Elle fit un récit fidèle de son excursion et de ses suites. Mon maître, bien qu’il me lançât plus d’un regard de reproche, ne dit rien jusqu’à ce qu’elle eût fini. Il l’attira alors à lui, et lui demanda si elle savait pourquoi il lui avait caché le voisinage de Linton. Pouvait-elle penser que ce fût pour lui refuser un plaisir dont elle aurait pu jouir sans danger?
– C’est parce que vous n’aimez pas Mr Heathcliff.
– Alors tu crois que j’ai souci de mes propres sentiments plus que des tiens? Non, ce n’est pas parce que je n’aime pas Mr Heathcliff, mais parce que Mr Heathcliff ne m’aime pas; et parce que c’est un homme diabolique, qui met sa joie à nuire à ceux qu’il hait et à travailler à leur perte, s’ils lui en fournissent la moindre occasion. Je savais que tu ne pourrais conserver de relations avec ton cousin sans entrer en rapport avec lui, et je savais qu’à cause de moi il te détesterait; aussi, dans ton propre intérêt, et sans aucun autre motif, avais-je pris mes précautions pour que tu ne revisses pas Linton. Je voulais t’expliquer cela un jour, quand tu serais plus grande, et je regrette d’avoir tant tardé.
– Mais Mr Heathcliff a été très cordial, papa, observa Catherine, qui n’était pas du tout convaincue; il n’a fait aucune objection, lui, à ce que nous nous voyions. Il m’a dit que je pouvais venir chez lui quand je voudrais, seulement qu’il ne fallait pas que je vous le dise, parce que vous vous étiez querellé avec lui et que vous ne lui pardonniez pas d’avoir épousé ma tante Isabelle. Et c’est vrai. C’est vous qui êtes à blâmer. Lui, au moins, ne demande pas mieux que nous soyons amis, Linton et moi; l’opposition vient de vous.
Mon maître, s’apercevant qu’elle ne croyait pas sur parole ce qu’il lui disait des mauvais sentiments de son oncle, lui fit un résumé succinct de la conduite de celui-ci envers Isabelle et de la façon dont Hurle-Vent était devenu sa propriété.
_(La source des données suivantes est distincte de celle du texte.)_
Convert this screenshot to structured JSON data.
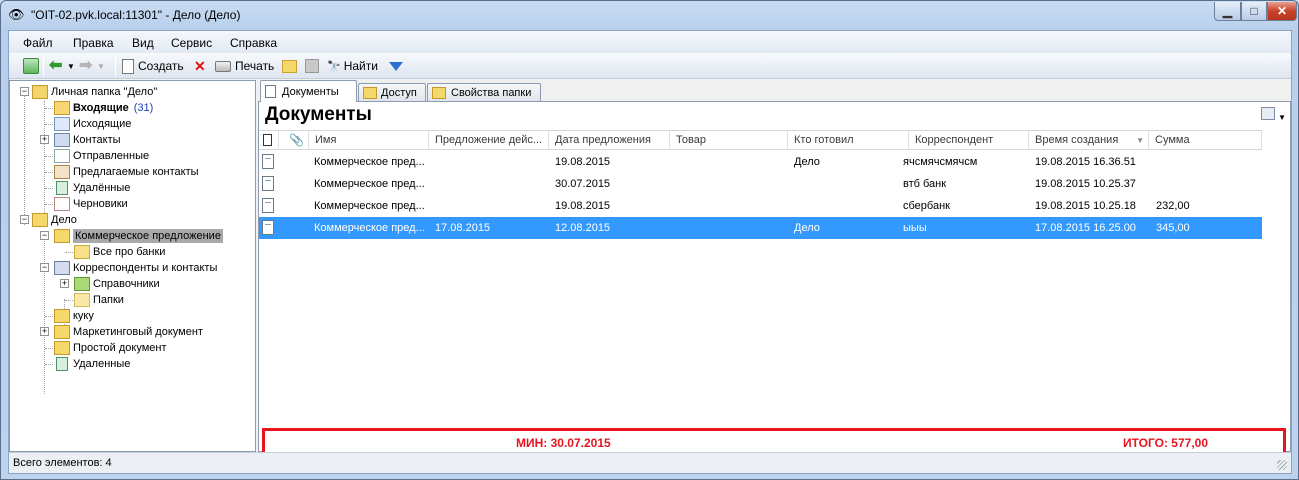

Il lui était insupportable de s’appesantir longuement sur ce sujet; car, bien qu’il en parlât rarement, il avait toujours pour son ancien ennemi l’horreur et la haine qui n’avaient cessé d’habiter son cœur depuis la mort de Mrs Linton. «Sans lui, elle vivrait peut-être encore!» se disait-il sans cesse avec amertume; et à ses yeux Heathcliff était un meurtrier. Miss Cathy – qui, en fait de mauvaises actions, ne connaissait que ses petites désobéissances, ses petites injustices, ses petites colères provoquées par la vivacité de son caractère ou par l’irréflexion, et dont elle se repentait le jour même – fut stupéfaite de cette noirceur d’âme capable de couver et de dissimuler une vengeance pendant des années, de poursuivre méthodiquement ses plans sans éprouver de remords. Elle parut si frappée et révoltée de ce nouvel aspect de la nature humaine, exclu jusqu’à présent de toutes ses études et de toutes ses idées, que Mr Edgar jugea inutile de prolonger ses explications. Il ajouta simplement:
– Tu sauras désormais, ma chérie, pourquoi je désire que tu évites sa maison et sa famille. Retourne maintenant à tes occupations et à tes amusements habituels, et ne pense plus à eux.
Catherine embrassa son père et se mit à étudier tranquillement ses leçons pendant deux heures, selon son habitude; puis elle l’accompagna dans la propriété et la journée se passa comme à l’ordinaire. Mais le soir, quand elle fut rentrée dans sa chambre et que j’allai chez elle pour l’aider à se déshabiller, je la trouvai en pleurs, à genoux au pied de son lit.